かれこれ15年以上前、ある友人の家に泊まりに行ったことがある。夜遅くまでバカ話しで盛り上がり、眠りについたのは午前1時を過ぎていた。いつもオヤスミ3秒でイビキをかくわたしは、その日もすぐに熟眠していたと思う。ところが不意に目が覚めた。とても寒かったのだ。目を開けてびっくりしたのは、すぐ鼻先に電気の傘がぶらさがっていたことだ。ぶつかるっ!!・・・そう思った時にはすでに天井が迫って見えた。電気の傘をすり抜けたのだ。久しぶりに幽体離脱か?(この時、離脱経験は2回目だった)悠長なことを考えているうちに体はどんどん浮いて行き、天井をすり抜け、真っ暗い天井裏を抜けて屋根へ出た。

ちなみに、電気の傘や天井やら屋根やらを抜ける時どんな感覚かと言うと、全身がざらざらした感じがする。体験者によって感覚は違うのだろうが、細胞というか毛穴というか、そういった場所がざらざらするのだ。屋根に出ても相変わらず自分自身の動きをコントロールできない。これからどこを漂うのかと思ったが、その日は屋根の上でずっとフワフワしたままだった。

屋根の上からは友人宅の庭が見えた。向い側には所々電気のついた3階建ての建物がある。これは産婦人科病院だった。

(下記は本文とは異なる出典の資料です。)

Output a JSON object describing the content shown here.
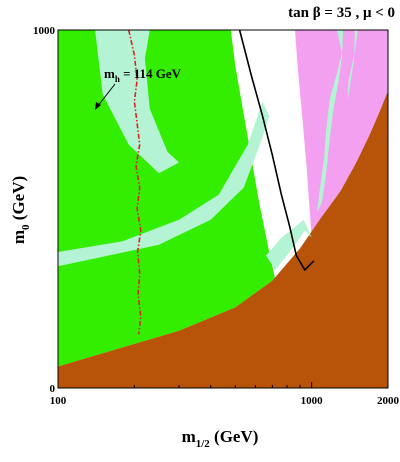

電気のついた病院の窓からはカーテン越しに動く人影が見える。おそらく数人の人が室内や廊下らしい場所を忙しく動き回っていた。夜遅くまで病院も大変だな・・・そんなことを思った時、急に背中が重くなった。何かがわたしの背中にはりついているみたいだった。左肩の辺に人間の手のようなものを感じた。だがそれはとても小さい。何だかとても嫌な感じがしてきた。得体の知れない胸騒ぎのような感覚。同時に、背中にはりついていた何かがわたしの真横に顔を出した。

それは血まみれの赤ん坊だった。まだ手足もしっかりしていない、産まれたての新生児。目もひらかない新生児の顔には額から鼻・アゴにかけて剃刀で斬られたような傷があり、血が出ていた。見るに耐えられず目をつぶると、ガクンッと強く引っ張られる感じがして目が覚めた。わたしは布団の中に戻っていた。後日、その病院の若い医者が帝王切開に失敗したという噂を耳にした。切開で母親の腹部にメスを入れた時、過って子宮内の胎児の顔まで斬ってしまったのだ。かなりの慰謝料を払って示談で済ませたそうだが、人の口に戸はたてられない。

顔を斬られた胎児は女の子だったらしい。命に別状はなかったというから無事に産まれたのだろう。わたしがあの時会ったのは、その女の赤ん坊かもしれない。とにかく、嫌な経験だったことには違い無い。